Implementation date: January 6, 2020

 

User CR: ViPS Medicare System (VMS) - Increase Edit Code Maximum

On November 8, CMS published One-Time Notification Transmittal 2384 regarding modifications to the VMS to increase the allowable number of entries on the Edit Code Description Table Screen within the Automated Parameter Claims Parameter (VMPA/4C) System. 

Effective date: April 1, 2020

Implementation date: April 6, 2020

 

Enhance Maximum Claim Counter for Edits and Audits - Implementation 

On November 8, CMS published One-Time Notification Transmittal 2390 regarding enhancements to the MCS to add a maximum claim counter so MACs can specify how many claims should fail a specified edit/audit by procedure code.
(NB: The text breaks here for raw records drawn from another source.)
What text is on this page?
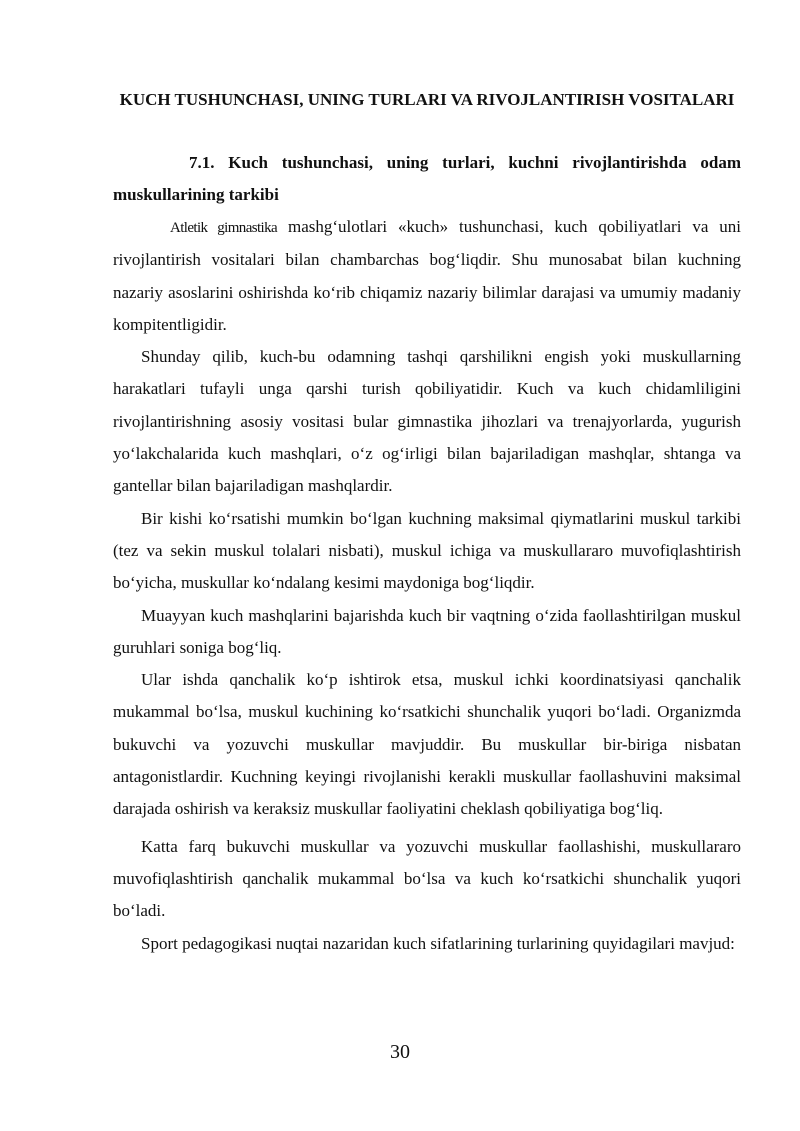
KUCH TUSHUNCHASI, UNING TURLARI VA RIVOJLANTIRISH VOSITALARI
7.1. Kuch tushunchasi, uning turlari, kuchni rivojlantirishda odam muskullarining tarkibi

Atletik gimnastika mashg‘ulotlari «kuch» tushunchasi, kuch qobiliyatlari va uni rivojlantirish vositalari bilan chambarchas bog‘liqdir. Shu munosabat bilan kuchning nazariy asoslarini oshirishda ko‘rib chiqamiz nazariy bilimlar darajasi va umumiy madaniy kompitentligidir.

Shunday qilib, kuch-bu odamning tashqi qarshilikni engish yoki muskullarning harakatlari tufayli unga qarshi turish qobiliyatidir. Kuch va kuch chidamliligini rivojlantirishning asosiy vositasi bular gimnastika jihozlari va trenajyorlarda, yugurish yo‘lakchalarida kuch mashqlari, o‘z og‘irligi bilan bajariladigan mashqlar, shtanga va gantellar bilan bajariladigan mashqlardir.

Bir kishi ko‘rsatishi mumkin bo‘lgan kuchning maksimal qiymatlarini muskul tarkibi (tez va sekin muskul tolalari nisbati), muskul ichiga va muskullararo muvofiqlashtirish bo‘yicha, muskullar ko‘ndalang kesimi maydoniga bog‘liqdir.

Muayyan kuch mashqlarini bajarishda kuch bir vaqtning o‘zida faollashtirilgan muskul guruhlari soniga bog‘liq.

Ular ishda qanchalik ko‘p ishtirok etsa, muskul ichki koordinatsiyasi qanchalik mukammal bo‘lsa, muskul kuchining ko‘rsatkichi shunchalik yuqori bo‘ladi. Organizmda bukuvchi va yozuvchi muskullar mavjuddir. Bu muskullar bir-biriga nisbatan antagonistlardir. Kuchning keyingi rivojlanishi kerakli muskullar faollashuvini maksimal darajada oshirish va keraksiz muskullar faoliyatini cheklash qobiliyatiga bog‘liq.

Katta farq bukuvchi muskullar va yozuvchi muskullar faollashishi, muskullararo muvofiqlashtirish qanchalik mukammal bo‘lsa va kuch ko‘rsatkichi shunchalik yuqori bo‘ladi.

Sport pedagogikasi nuqtai nazaridan kuch sifatlarining turlarining quyidagilari mavjud:

30
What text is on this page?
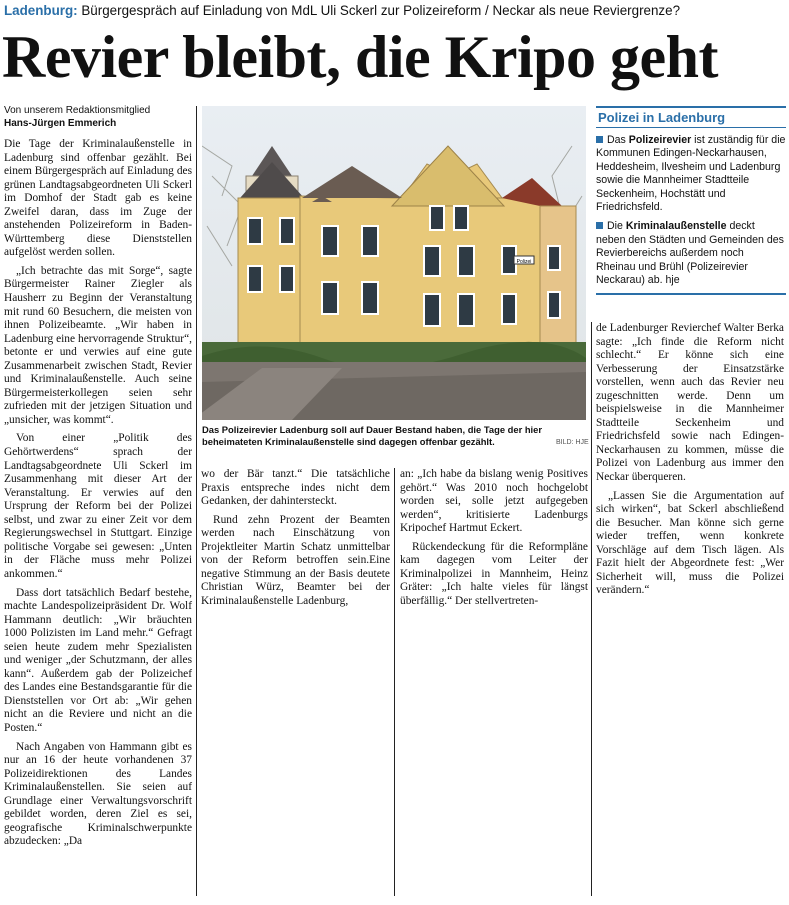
Ladenburg: Bürgergespräch auf Einladung von MdL Uli Sckerl zur Polizeireform / Neckar als neue Reviergrenze?
Revier bleibt, die Kripo geht
Von unserem Redaktionsmitglied
Hans-Jürgen Emmerich
Polizei
Das Polizeirevier Ladenburg soll auf Dauer Bestand haben, die Tage der hier beheimateten Kriminalaußenstelle sind dagegen offenbar gezählt.	BILD: HJE
Polizei in Ladenburg

Das Polizeirevier ist zuständig für die Kommunen Edingen-Neckarhausen, Heddesheim, Ilvesheim und Ladenburg sowie die Mannheimer Stadtteile Seckenheim, Hochstätt und Friedrichsfeld.

Die Kriminalaußenstelle deckt neben den Städten und Gemeinden des Revierbereichs außerdem noch Rheinau und Brühl (Polizeirevier Neckarau) ab. hje

Die Tage der Kriminalaußenstelle in Ladenburg sind offenbar gezählt. Bei einem Bürgergespräch auf Einladung des grünen Landtagsabgeordneten Uli Sckerl im Domhof der Stadt gab es keine Zweifel daran, dass im Zuge der anstehenden Polizeireform in Baden-Württemberg diese Dienststellen aufgelöst werden sollen.

„Ich betrachte das mit Sorge“, sagte Bürgermeister Rainer Ziegler als Hausherr zu Beginn der Veranstaltung mit rund 60 Besuchern, die meisten von ihnen Polizeibeamte. „Wir haben in Ladenburg eine hervorragende Struktur“, betonte er und verwies auf eine gute Zusammenarbeit zwischen Stadt, Revier und Kriminalaußenstelle. Auch seine Bürgermeisterkollegen seien sehr zufrieden mit der jetzigen Situation und „unsicher, was kommt“.

Von einer „Politik des Gehörtwerdens“ sprach der Landtagsabgeordnete Uli Sckerl im Zusammenhang mit dieser Art der Veranstaltung. Er verwies auf den Ursprung der Reform bei der Polizei selbst, und zwar zu einer Zeit vor dem Regierungswechsel in Stuttgart. Einzige politische Vorgabe sei gewesen: „Unten in der Fläche muss mehr Polizei ankommen.“

Dass dort tatsächlich Bedarf bestehe, machte Landespolizeipräsident Dr. Wolf Hammann deutlich: „Wir bräuchten 1000 Polizisten im Land mehr.“ Gefragt seien heute zudem mehr Spezialisten und weniger „der Schutzmann, der alles kann“. Außerdem gab der Polizeichef des Landes eine Bestandsgarantie für die Dienststellen vor Ort ab: „Wir gehen nicht an die Reviere und nicht an die Posten.“

Nach Angaben von Hammann gibt es nur an 16 der heute vorhandenen 37 Polizeidirektionen des Landes Kriminalaußenstellen. Sie seien auf Grundlage einer Verwaltungsvorschrift gebildet worden, deren Ziel es sei, geografische Kriminalschwerpunkte abzudecken: „Da

wo der Bär tanzt.“ Die tatsächliche Praxis entspreche indes nicht dem Gedanken, der dahintersteckt.

Rund zehn Prozent der Beamten werden nach Einschätzung von Projektleiter Martin Schatz unmittelbar von der Reform betroffen sein.Eine negative Stimmung an der Basis deutete Christian Würz, Beamter bei der Kriminalaußenstelle Ladenburg,

an: „Ich habe da bislang wenig Positives gehört.“ Was 2010 noch hochgelobt worden sei, solle jetzt aufgegeben werden“, kritisierte Ladenburgs Kripochef Hartmut Eckert.

Rückendeckung für die Reformpläne kam dagegen vom Leiter der Kriminalpolizei in Mannheim, Heinz Gräter: „Ich halte vieles für längst überfällig.“ Der stellvertreten-

de Ladenburger Revierchef Walter Berka sagte: „Ich finde die Reform nicht schlecht.“ Er könne sich eine Verbesserung der Einsatzstärke vorstellen, wenn auch das Revier neu zugeschnitten werde. Denn um beispielsweise in die Mannheimer Stadtteile Seckenheim und Friedrichsfeld sowie nach Edingen-Neckarhausen zu kommen, müsse die Polizei von Ladenburg aus immer den Neckar überqueren.

„Lassen Sie die Argumentation auf sich wirken“, bat Sckerl abschließend die Besucher. Man könne sich gerne wieder treffen, wenn konkrete Vorschläge auf dem Tisch lägen. Als Fazit hielt der Abgeordnete fest: „Wer Sicherheit will, muss die Polizei verändern.“
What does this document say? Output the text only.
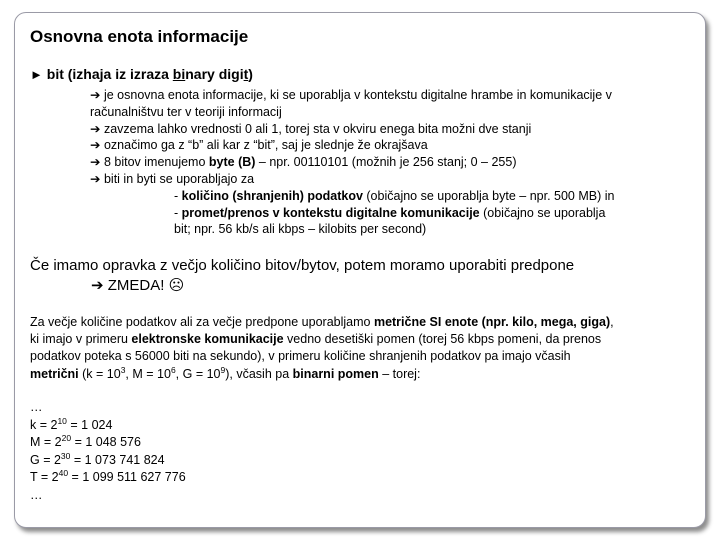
Osnovna enota informacije
► bit (izhaja iz izraza binary digit)
➔ je osnovna enota informacije, ki se uporablja v kontekstu digitalne hrambe in komunikacije v
računalništvu ter v teoriji informacij
➔ zavzema lahko vrednosti 0 ali 1, torej sta v okviru enega bita možni dve stanji
➔ označimo ga z “b” ali kar z “bit”, saj je slednje že okrajšava
➔ 8 bitov imenujemo byte (B) – npr. 00110101 (možnih je 256 stanj; 0 – 255)
➔ biti in byti se uporabljajo za
- količino (shranjenih) podatkov (običajno se uporablja byte – npr. 500 MB) in
- promet/prenos v kontekstu digitalne komunikacije (običajno se uporablja
bit; npr. 56 kb/s ali kbps – kilobits per second)
Če imamo opravka z večjo količino bitov/bytov, potem moramo uporabiti predpone
➔ ZMEDA! ☹
Za večje količine podatkov ali za večje predpone uporabljamo metrične SI enote (npr. kilo, mega, giga),
ki imajo v primeru elektronske komunikacije vedno desetiški pomen (torej 56 kbps pomeni, da prenos
podatkov poteka s 56000 biti na sekundo), v primeru količine shranjenih podatkov pa imajo včasih
metrični ($k = 10^3$, $M = 10^6$, $G = 10^9$), včasih pa binarni pomen – torej:
…
$k = 2^{10} = 1$ 024
$M = 2^{20} = 1$ 048 576
$G = 2^{30} = 1$ 073 741 824
$T = 2^{40} = 1$ 099 511 627 776
…
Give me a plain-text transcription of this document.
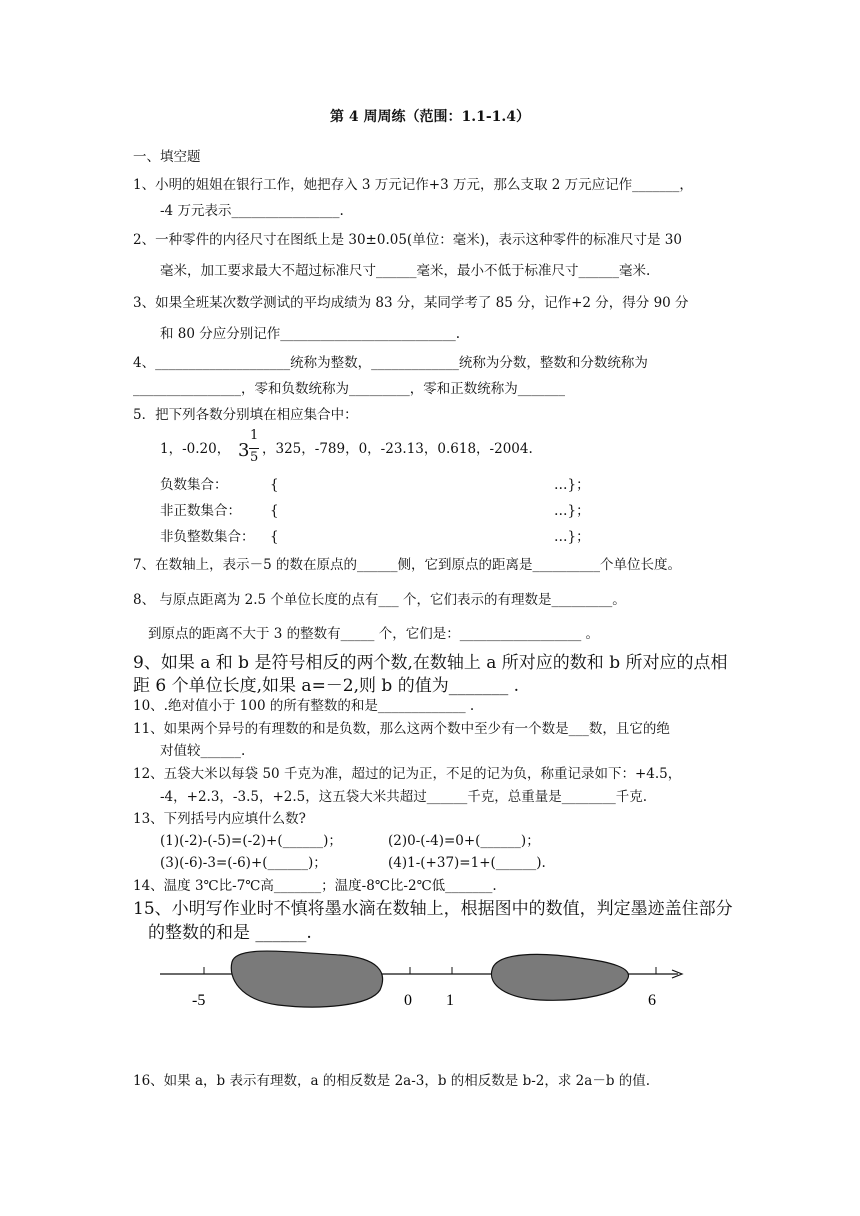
第 4 周周练（范围：1.1-1.4）
一、填空题
1、小明的姐姐在银行工作，她把存入 3 万元记作+3 万元，那么支取 2 万元应记作_______，
-4 万元表示________________.
2、一种零件的内径尺寸在图纸上是 30±0.05(单位：毫米)，表示这种零件的标准尺寸是 30
毫米，加工要求最大不超过标准尺寸______毫米，最小不低于标准尺寸______毫米.
3、如果全班某次数学测试的平均成绩为 83 分，某同学考了 85 分，记作+2 分，得分 90 分
和 80 分应分别记作__________________________.
4、____________________统称为整数，_____________统称为分数，整数和分数统称为
________________，零和负数统称为_________，零和正数统称为_______
5．把下列各数分别填在相应集合中：
1，-0.20， 3
1
5
，325，-789，0，-23.13，0.618，-2004.
负数集合：	{	…}；
非正数集合： {	…}；
非负整数集合： {	…}；
7、在数轴上，表示－5 的数在原点的______侧，它到原点的距离是__________个单位长度。
8、 与原点距离为 2.5 个单位长度的点有___ 个，它们表示的有理数是_________。
到原点的距离不大于 3 的整数有_____ 个，它们是：__________________ 。
9、如果 a 和 b 是符号相反的两个数,在数轴上 a 所对应的数和 b 所对应的点相
距 6 个单位长度,如果 a=－2,则 b 的值为_______ .
10、.绝对值小于 100 的所有整数的和是_____________ .
11、如果两个异号的有理数的和是负数，那么这两个数中至少有一个数是___数，且它的绝
对值较______.
12、五袋大米以每袋 50 千克为准，超过的记为正，不足的记为负，称重记录如下：+4.5，
-4，+2.3，-3.5，+2.5，这五袋大米共超过______千克，总重量是________千克.
13、下列括号内应填什么数?
(1)(-2)-(-5)=(-2)+(______)；	(2)0-(-4)=0+(______)；
(3)(-6)-3=(-6)+(______)；	(4)1-(+37)=1+(______).
14、温度 3℃比-7℃高_______；温度-8℃比-2℃低_______.
15、小明写作业时不慎将墨水滴在数轴上，根据图中的数值，判定墨迹盖住部分
的整数的和是 ______.
-5	0 1	6
16、如果 a，b 表示有理数，a 的相反数是 2a-3，b 的相反数是 b-2，求 2a－b 的值.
This is intended to minimize the number of edits/audits required to implement Targeted Probe and Education audits as well as to save time on file maintenance/implementation. 

Effective date: April 1, 2020 - for Analysis, Design, and Coding; July 1, 2020 - for Coding, Testing, and Implementation

Implementation date: April 6, 2020 - for Analysis, Design, and Coding; July 6, 2020 - for Coding, Testing, and Implementation

 

Medicare Shared Savings Program (MSSP) Skilled Nursing Facility (SNF) Affiliates’ Updated Qualifying Stay Edits

On November 8, CMS published One-Time Notification Transmittal 2385 regarding a solution to a problem in which the edit logic was rejecting some SNF 3-day waiver claims for beneficiaries in an ACO when the participation in the ACO ended before the beneficiary’s stay was complete. ACOs are able to waive the 3-day inpatient hospitalization requirement for SNF services, as Medicare was looking to provide additional flexibilities for ACOs to increase participation. 

Effective date: January 1, 2020

Implementation date: April 6, 2020

 

User Change Request: FISS - Hook Option for National Provider Identifier (NPI) Does Not Select Claims

On November 8, CMS published One-Time Notification Transmittal 2383 regarding modifications to the FISS Hook Selection screen that will allow claims to be selected based on the presence of a specific practitioner NPI in the claim record. 

Effective date: April 1, 2020

Implementation date: April 6, 2020

 

Updates to the Coordination of Benefits Agreement Insurance File (COIF) for Use in the National Coordination of Benefits Agreement (COBA) Crossover Process

On November 8, CMS published Medicare Claims Processing Transmittal 4454 regarding a new Part B psychotherapy claims inclusion option via the COBA crossover process. It also introduces the possibility of allowing base COBA trading partners to exclude Part B psychotherapy claims.